Digital Spit-Fire Interface Rage
3 min readI am an ordinary man. Most people call me mild. I take things in stride, enjoy life immensely, and am generally quite nice. I still listen to Hall & Oates for Pete’s sake. But when the simplest online interaction goes awry, a startling metamorphosis occurs. I become a monster.
Case in point…
I want to pay my mobile phone bill. But the carrier’s site is slow, molasses-in-January slow. Which password do I use? I need a security code. The site times out. I get a new code and try again. The site times out. The third try works, but the infernal site still won’t effing load. This should have taken seconds. Seconds! Did I mention I’m trying to give them my money?
I am Jack’s needlessly provoked amygdala: a shaking, visibly infuriated, righteously indignant human Vesuvius. Interface rage has taken hold and I blame your digital product.
This happens a lot.
Your chat bots regularly hurl me to different departments, each more clueless than the last. Forms throw inexplicable errors. You maliciously hide contact information on purpose and pretend you’ve done me a favor by breaking my browser’s back button. I seethe with anger.
I also have questions. Why are links the same color as text? How many of your promotional reviews are fake? Could you perhaps jam more crap on the screen? And where in Bill Bixby’s name is my freaking account number?
Everywhere I turn, I am assaulted by pop-ups, ads, interstitials, modals, sticky sign-ups, auto-play videos, prolific spam, endless content, broken functionality, inane jargon, and relentless robo-calls.
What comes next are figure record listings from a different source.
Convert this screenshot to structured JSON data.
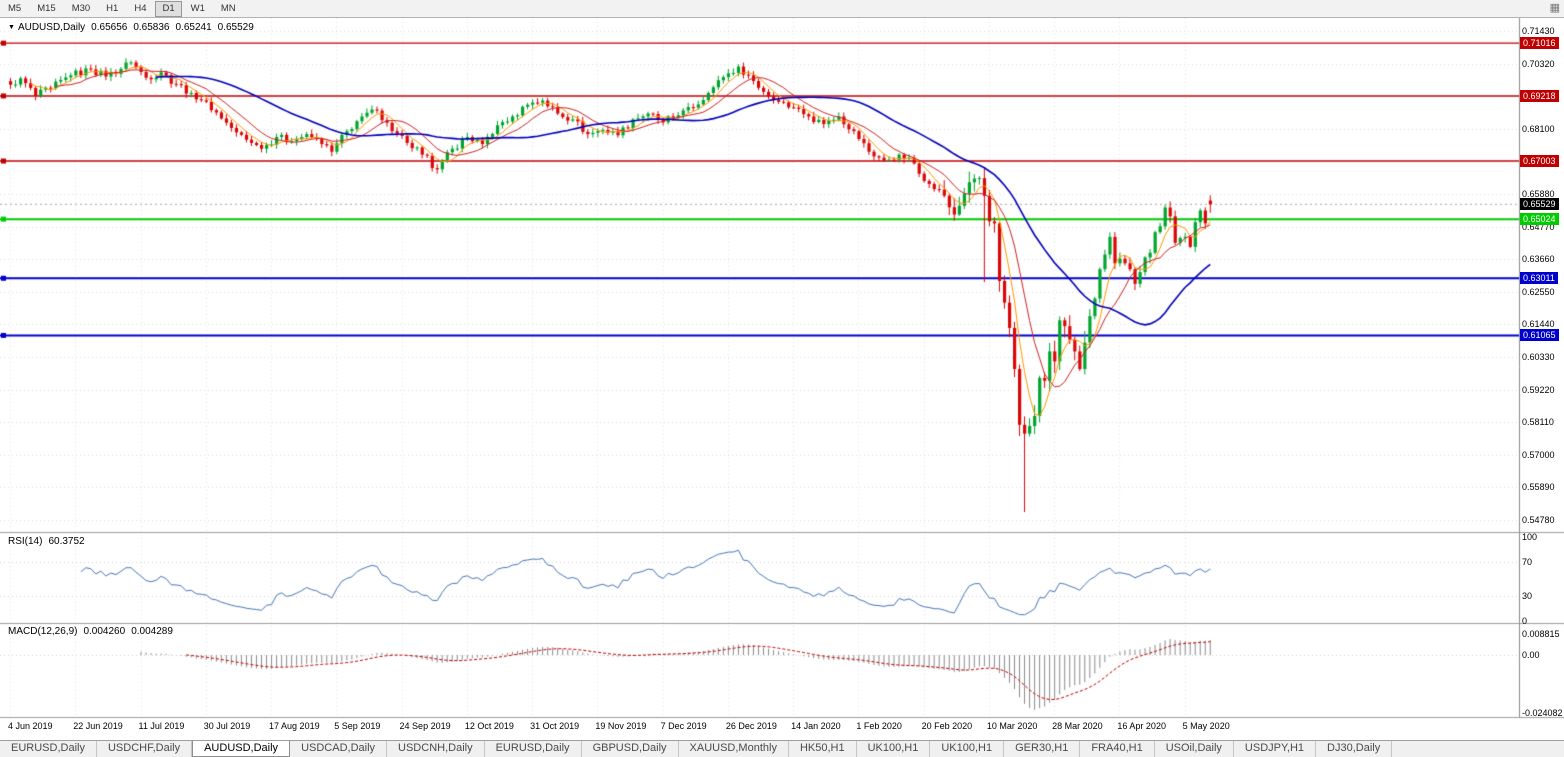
{
  "toolbar": {
    "timeframes": [
      "M5",
      "M15",
      "M30",
      "H1",
      "H4",
      "D1",
      "W1",
      "MN"
    ],
    "active_timeframe": "D1",
    "right_icon": "grid-icon"
  },
  "chart_header": {
    "symbol": "AUDUSD,Daily",
    "open": "0.65656",
    "high": "0.65836",
    "low": "0.65241",
    "close": "0.65529"
  },
  "price_axis": {
    "ticks": [
      "0.71430",
      "0.70320",
      "0.68100",
      "0.65880",
      "0.64770",
      "0.63660",
      "0.62550",
      "0.61440",
      "0.60330",
      "0.59220",
      "0.58110",
      "0.57000",
      "0.55890",
      "0.54780"
    ],
    "current_price": "0.65529",
    "current_price_bg": "#000000"
  },
  "hlines": [
    {
      "price": 0.71016,
      "label": "0.71016",
      "color": "#C00000",
      "width": 1.4
    },
    {
      "price": 0.69218,
      "label": "0.69218",
      "color": "#C00000",
      "width": 1.4
    },
    {
      "price": 0.67003,
      "label": "0.67003",
      "color": "#C00000",
      "width": 1.4
    },
    {
      "price": 0.65024,
      "label": "0.65024",
      "color": "#00CC00",
      "width": 2
    },
    {
      "price": 0.63011,
      "label": "0.63011",
      "color": "#0000CC",
      "width": 2
    },
    {
      "price": 0.61065,
      "label": "0.61065",
      "color": "#0000CC",
      "width": 2
    }
  ],
  "rsi_panel": {
    "name": "RSI(14)",
    "value": "60.3752",
    "ticks": [
      "100",
      "70",
      "30",
      "0"
    ],
    "line_color": "#4876B8"
  },
  "macd_panel": {
    "name": "MACD(12,26,9)",
    "value_main": "0.004260",
    "value_signal": "0.004289",
    "ticks": [
      "0.008815",
      "0.00",
      "-0.024082"
    ],
    "hist_color": "#8C8C8C",
    "signal_color": "#C00000"
  },
  "date_axis": {
    "labels": [
      "4 Jun 2019",
      "22 Jun 2019",
      "11 Jul 2019",
      "30 Jul 2019",
      "17 Aug 2019",
      "5 Sep 2019",
      "24 Sep 2019",
      "12 Oct 2019",
      "31 Oct 2019",
      "19 Nov 2019",
      "7 Dec 2019",
      "26 Dec 2019",
      "14 Jan 2020",
      "1 Feb 2020",
      "20 Feb 2020",
      "10 Mar 2020",
      "28 Mar 2020",
      "16 Apr 2020",
      "5 May 2020"
    ],
    "bars_per_label": 13
  },
  "tabs": {
    "items": [
      "EURUSD,Daily",
      "USDCHF,Daily",
      "AUDUSD,Daily",
      "USDCAD,Daily",
      "USDCNH,Daily",
      "EURUSD,Daily",
      "GBPUSD,Daily",
      "XAUUSD,Monthly",
      "HK50,H1",
      "UK100,H1",
      "UK100,H1",
      "GER30,H1",
      "FRA40,H1",
      "USOil,Daily",
      "USDJPY,H1",
      "DJ30,Daily"
    ],
    "active_index": 2
  },
  "chart_data": {
    "type": "candlestick",
    "symbol": "AUDUSD",
    "timeframe": "Daily",
    "bars": 240,
    "ylim": [
      0.5438,
      0.7187
    ],
    "up_color": "#00A52E",
    "down_color": "#DB0606",
    "current_price": 0.65529,
    "anchors": [
      [
        0,
        0.696
      ],
      [
        2,
        0.6982
      ],
      [
        5,
        0.6922
      ],
      [
        8,
        0.6948
      ],
      [
        12,
        0.6992
      ],
      [
        16,
        0.7012
      ],
      [
        19,
        0.6988
      ],
      [
        24,
        0.7036
      ],
      [
        27,
        0.6984
      ],
      [
        30,
        0.7002
      ],
      [
        33,
        0.6962
      ],
      [
        36,
        0.6932
      ],
      [
        39,
        0.6902
      ],
      [
        42,
        0.6845
      ],
      [
        45,
        0.6798
      ],
      [
        48,
        0.6762
      ],
      [
        50,
        0.6742
      ],
      [
        53,
        0.6782
      ],
      [
        56,
        0.6768
      ],
      [
        59,
        0.6792
      ],
      [
        62,
        0.6758
      ],
      [
        64,
        0.6732
      ],
      [
        67,
        0.6802
      ],
      [
        70,
        0.6852
      ],
      [
        73,
        0.6872
      ],
      [
        76,
        0.6802
      ],
      [
        79,
        0.6762
      ],
      [
        82,
        0.6722
      ],
      [
        85,
        0.6672
      ],
      [
        88,
        0.6742
      ],
      [
        91,
        0.6782
      ],
      [
        94,
        0.6758
      ],
      [
        97,
        0.6822
      ],
      [
        100,
        0.6852
      ],
      [
        103,
        0.6892
      ],
      [
        106,
        0.6906
      ],
      [
        109,
        0.6862
      ],
      [
        112,
        0.6842
      ],
      [
        115,
        0.6792
      ],
      [
        118,
        0.6806
      ],
      [
        121,
        0.6788
      ],
      [
        124,
        0.6842
      ],
      [
        127,
        0.6862
      ],
      [
        130,
        0.6832
      ],
      [
        133,
        0.6856
      ],
      [
        136,
        0.6882
      ],
      [
        139,
        0.6932
      ],
      [
        142,
        0.6986
      ],
      [
        145,
        0.7022
      ],
      [
        147,
        0.6992
      ],
      [
        150,
        0.6936
      ],
      [
        153,
        0.6902
      ],
      [
        156,
        0.6882
      ],
      [
        159,
        0.6852
      ],
      [
        162,
        0.6826
      ],
      [
        165,
        0.6852
      ],
      [
        168,
        0.6802
      ],
      [
        171,
        0.6732
      ],
      [
        174,
        0.6702
      ],
      [
        177,
        0.6722
      ],
      [
        180,
        0.6692
      ],
      [
        183,
        0.6622
      ],
      [
        186,
        0.6582
      ],
      [
        188,
        0.6518
      ],
      [
        189,
        0.6548
      ],
      [
        191,
        0.6628
      ],
      [
        193,
        0.6642
      ],
      [
        194,
        0.6582
      ],
      [
        195,
        0.6495
      ],
      [
        196,
        0.6488
      ],
      [
        197,
        0.6292
      ],
      [
        198,
        0.6218
      ],
      [
        199,
        0.6132
      ],
      [
        200,
        0.5992
      ],
      [
        201,
        0.5802
      ],
      [
        202,
        0.5772
      ],
      [
        203,
        0.5798
      ],
      [
        204,
        0.5832
      ],
      [
        205,
        0.5962
      ],
      [
        206,
        0.5952
      ],
      [
        207,
        0.6052
      ],
      [
        208,
        0.6018
      ],
      [
        209,
        0.6158
      ],
      [
        210,
        0.6138
      ],
      [
        211,
        0.6092
      ],
      [
        212,
        0.6052
      ],
      [
        213,
        0.5992
      ],
      [
        214,
        0.6082
      ],
      [
        215,
        0.6172
      ],
      [
        216,
        0.6232
      ],
      [
        217,
        0.6332
      ],
      [
        218,
        0.6382
      ],
      [
        219,
        0.6442
      ],
      [
        220,
        0.6352
      ],
      [
        221,
        0.6368
      ],
      [
        222,
        0.6352
      ],
      [
        223,
        0.6332
      ],
      [
        224,
        0.6282
      ],
      [
        225,
        0.6322
      ],
      [
        226,
        0.6372
      ],
      [
        227,
        0.6388
      ],
      [
        228,
        0.6458
      ],
      [
        229,
        0.6478
      ],
      [
        230,
        0.6542
      ],
      [
        231,
        0.6512
      ],
      [
        232,
        0.6422
      ],
      [
        233,
        0.6438
      ],
      [
        234,
        0.6442
      ],
      [
        235,
        0.6408
      ],
      [
        236,
        0.6492
      ],
      [
        237,
        0.6532
      ],
      [
        238,
        0.6488
      ],
      [
        239,
        0.65529
      ]
    ],
    "wick_overrides": {
      "194": {
        "low": 0.6288
      },
      "202": {
        "low": 0.5505
      }
    },
    "last_candle": [
      0.65656,
      0.65836,
      0.65241,
      0.65529
    ],
    "moving_averages": [
      {
        "period": 5,
        "type": "sma",
        "color": "#FF9900",
        "width": 1
      },
      {
        "period": 10,
        "type": "sma",
        "color": "#CC2222",
        "width": 1
      },
      {
        "period": 30,
        "type": "sma",
        "color": "#0000B8",
        "width": 1.6
      }
    ],
    "indicators": {
      "rsi": {
        "period": 14,
        "levels": [
          70,
          30
        ]
      },
      "macd": {
        "fast": 12,
        "slow": 26,
        "signal": 9,
        "ylim": [
          -0.0255,
          0.0105
        ]
      }
    }
  }
}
Thank heaven and David Hasselhoff I was saved in the nick of time by your long-winded mission statement.
SERENITY NOW!
I search your Help section and find nothing. At least it seems like nothing since I have to scroll 80 meters past your “award-winning” design before seeing actual help content, which it turns out isn’t remotely helpful. Out of sheer desperation, I call your automated customer service line. Now I want to strike down upon thee with furious anger and great vengeance.
Don’t even get me started about your mission-critical app. It looks and behaves exactly like it was built by programmers for programmers. I know why. It was. And I swear upon Isidore of Seville, patron saint of all things internet, if I have to create one more unique PIN to finish this accursed FAFSA, I’m going to lose it.
#$@&%*!
Bad data, keyword stuffing, insipid stock photos, hieroglyphic captcha, useless search results, gratuitous anything, another ten dollars per month. Is this the promise of the internet? Abominations! Felgercarb! You maniacs! You blew it up! Damn you!
We are fed up.
Tolerance for maddening digital products goes only so far. Remember, I’m ordinary. If I give in to fits of interface rage, chances are others do as well, including your customers. At some point, their frustration will out. They’ll flock to your competitors, if only to avoid bursting blood vessels. And I can’t go for that. No can do.
So what are you going to do about it?
Make better user experiences. Yes, it’s hard. Yes, you’ll need to change minds, build new skills, and cultivate new processes. You’ll probably need to hire new folks. But hell’s bells, there’s no way all of that is harder to justify than perpetually alienating your customers.